On a steep slope above Coomasaharn Lake in south Kerry, a large sandstone boulder sits among a scatter of rocks in rough pasture at around 224 metres above sea level.

What sets it apart from its neighbours is not its size, though it measures roughly 2.6 metres by 2 metres, but what has been carved into its surface: a set of prehistoric marks, quietly legible after what may be thousands of years, cut into a sub-rectangular panel facing south-east toward the lake below.

The decoration is sparse, which only makes each motif easier to read. Three cupmarks, simple circular depressions pecked into the stone, are distributed across the panel, the largest about 6 centimetres across. More elaborate are the two cup-and-keyhole motifs placed centrally on the surface. A keyhole motif in Irish rock art typically consists of a cupmark enclosed within one or more penannular rings, that is, rings that are nearly but not quite closed, with a straight groove radiating outward like a tail.

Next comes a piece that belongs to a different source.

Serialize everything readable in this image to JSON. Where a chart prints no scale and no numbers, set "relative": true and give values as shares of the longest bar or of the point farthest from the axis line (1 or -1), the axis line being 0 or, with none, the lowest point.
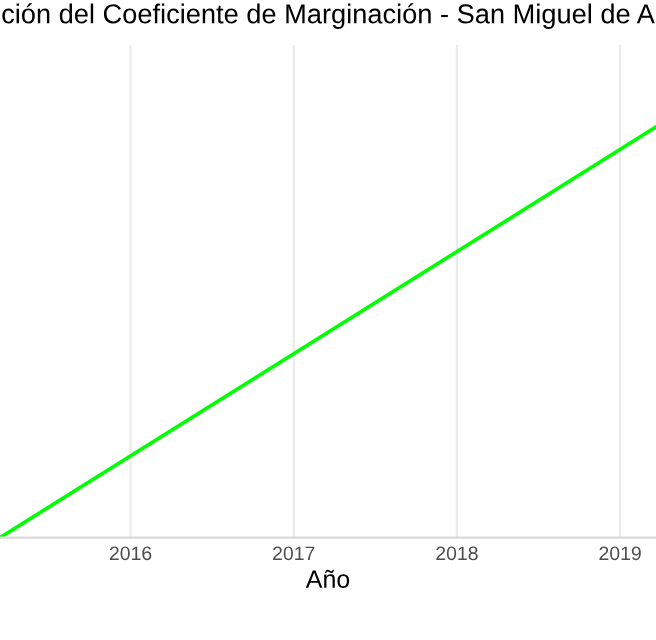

Here, the central example has a cupmark surrounded by two such rings and a long groove extending 70 centimetres toward the north-east edge of the stone. The second keyhole, positioned about 10 centimetres to the north, follows the same form: a cupmark enclosed by two penannular ring grooves, measuring roughly 35 by 32 centimetres overall. Several short linear grooves complete the composition. The motifs are described as largely incomplete, though whether that reflects original intent or millennia of weathering on a fractured sandstone surface is difficult to say. Rock art of this type is generally associated with the Later Neolithic and Early Bronze Age, a broad span running from around 4000 to 1500 BC, though dating individual sites with precision remains difficult.

The boulder sits in a pasture field on the Iveragh Peninsula, the same mountainous finger of land that carries the Ring of Kerry road around its southern edge. Coomasaharn itself is a corrie lake, formed in a natural hollow scooped out by glacial activity, and the steep south-east-facing slope that holds the carved stone would have given anyone standing there a clear view across the water. Whether that orientation was deliberate is one of the questions the stone cannot answer.